After that, Wen Ying, who was a concubine of Duke Wen of Jin, also a daughter of Duke Mu of Qin, entreated Duke Xiang of Jin to release the three generals so that they would be punished in Qin, which was the desire of Duke Mu of Qin as she said. Her entreaty was accepted by Duke Xiang of Jin and the three generals were released and went back to Qin later.

When the three generals returned, Duke Mu of Qin put on white clothes to wait for them, crying that it was all his fault because he had not listened to Jian Shu's advice.
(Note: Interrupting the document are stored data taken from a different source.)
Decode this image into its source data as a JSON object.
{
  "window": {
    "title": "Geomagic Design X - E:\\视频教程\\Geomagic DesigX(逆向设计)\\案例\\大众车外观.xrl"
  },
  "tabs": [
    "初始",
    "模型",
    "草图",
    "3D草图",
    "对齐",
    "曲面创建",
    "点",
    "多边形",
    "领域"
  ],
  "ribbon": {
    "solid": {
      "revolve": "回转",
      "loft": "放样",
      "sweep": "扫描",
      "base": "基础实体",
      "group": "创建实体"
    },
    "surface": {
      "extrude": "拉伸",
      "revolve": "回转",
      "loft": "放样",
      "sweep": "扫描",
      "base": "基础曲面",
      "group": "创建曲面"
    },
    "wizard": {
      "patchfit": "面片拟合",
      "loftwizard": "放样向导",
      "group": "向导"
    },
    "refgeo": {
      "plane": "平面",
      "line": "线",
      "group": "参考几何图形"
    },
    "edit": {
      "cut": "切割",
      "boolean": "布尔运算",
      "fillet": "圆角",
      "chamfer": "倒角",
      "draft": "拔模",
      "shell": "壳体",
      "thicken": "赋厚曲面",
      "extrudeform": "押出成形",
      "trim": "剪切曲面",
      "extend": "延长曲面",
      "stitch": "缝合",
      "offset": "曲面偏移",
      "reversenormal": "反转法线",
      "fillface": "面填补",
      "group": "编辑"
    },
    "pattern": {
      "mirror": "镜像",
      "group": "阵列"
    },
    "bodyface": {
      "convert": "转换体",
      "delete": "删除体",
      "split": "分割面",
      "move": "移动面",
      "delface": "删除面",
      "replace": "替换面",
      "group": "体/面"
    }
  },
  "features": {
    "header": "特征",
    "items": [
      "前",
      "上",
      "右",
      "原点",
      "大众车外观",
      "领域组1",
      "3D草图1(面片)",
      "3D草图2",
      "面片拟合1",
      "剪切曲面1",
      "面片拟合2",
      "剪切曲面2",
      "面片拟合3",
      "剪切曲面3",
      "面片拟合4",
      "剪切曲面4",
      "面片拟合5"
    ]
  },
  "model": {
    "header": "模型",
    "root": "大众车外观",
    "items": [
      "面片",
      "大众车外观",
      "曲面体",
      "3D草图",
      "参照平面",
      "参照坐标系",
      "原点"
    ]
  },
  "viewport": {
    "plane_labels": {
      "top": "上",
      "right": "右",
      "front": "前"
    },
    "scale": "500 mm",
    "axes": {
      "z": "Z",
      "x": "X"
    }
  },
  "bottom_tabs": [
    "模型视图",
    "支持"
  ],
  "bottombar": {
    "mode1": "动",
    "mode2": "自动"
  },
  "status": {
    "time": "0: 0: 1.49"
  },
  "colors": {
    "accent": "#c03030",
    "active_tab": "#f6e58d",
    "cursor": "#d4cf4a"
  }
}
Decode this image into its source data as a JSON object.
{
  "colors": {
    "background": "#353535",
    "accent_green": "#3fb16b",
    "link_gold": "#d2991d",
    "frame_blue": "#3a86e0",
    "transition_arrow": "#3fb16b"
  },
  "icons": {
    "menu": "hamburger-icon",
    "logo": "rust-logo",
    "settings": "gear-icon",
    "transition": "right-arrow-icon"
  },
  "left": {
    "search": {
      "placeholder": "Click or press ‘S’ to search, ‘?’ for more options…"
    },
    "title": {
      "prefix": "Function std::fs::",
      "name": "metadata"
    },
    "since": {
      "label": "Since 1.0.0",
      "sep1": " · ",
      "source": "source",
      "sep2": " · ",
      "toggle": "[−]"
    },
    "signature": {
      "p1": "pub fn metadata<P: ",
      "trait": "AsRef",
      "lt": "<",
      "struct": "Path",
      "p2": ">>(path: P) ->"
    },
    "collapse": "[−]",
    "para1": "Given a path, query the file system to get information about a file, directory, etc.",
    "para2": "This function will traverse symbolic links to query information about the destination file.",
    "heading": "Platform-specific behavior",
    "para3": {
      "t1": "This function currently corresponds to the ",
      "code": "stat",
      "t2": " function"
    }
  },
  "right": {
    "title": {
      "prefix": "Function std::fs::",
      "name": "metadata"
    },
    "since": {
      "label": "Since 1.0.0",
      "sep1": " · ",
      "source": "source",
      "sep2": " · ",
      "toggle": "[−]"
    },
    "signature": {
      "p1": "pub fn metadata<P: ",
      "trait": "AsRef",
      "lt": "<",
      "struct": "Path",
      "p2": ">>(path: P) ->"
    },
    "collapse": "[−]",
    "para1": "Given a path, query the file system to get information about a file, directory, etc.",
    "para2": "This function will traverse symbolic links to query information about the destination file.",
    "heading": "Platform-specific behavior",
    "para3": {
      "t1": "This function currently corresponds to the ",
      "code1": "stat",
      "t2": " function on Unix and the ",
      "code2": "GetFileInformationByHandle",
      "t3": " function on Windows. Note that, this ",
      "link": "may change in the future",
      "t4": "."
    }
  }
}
Therefore, the three generals were not punished by Duke Mu of Qin.

As a result of this battle, Jin solidified its status as the most powerful state in northern China for the next several decades. Qin suffered a significant loss. About 30,000 men, most of whom were elite soldiers in the army, were killed in the battle. For a long period of time after the battle, Qin had no power to continue its eastward expansion. Instead, they turned around and began to expand towards the west. During this process, they clashed with several barbarians and nomadic groups and conquered several smaller states in the west and northwest. The westward expansion helped Qin to build up its power and laid the root for its being a strong state and the eventual unification of China.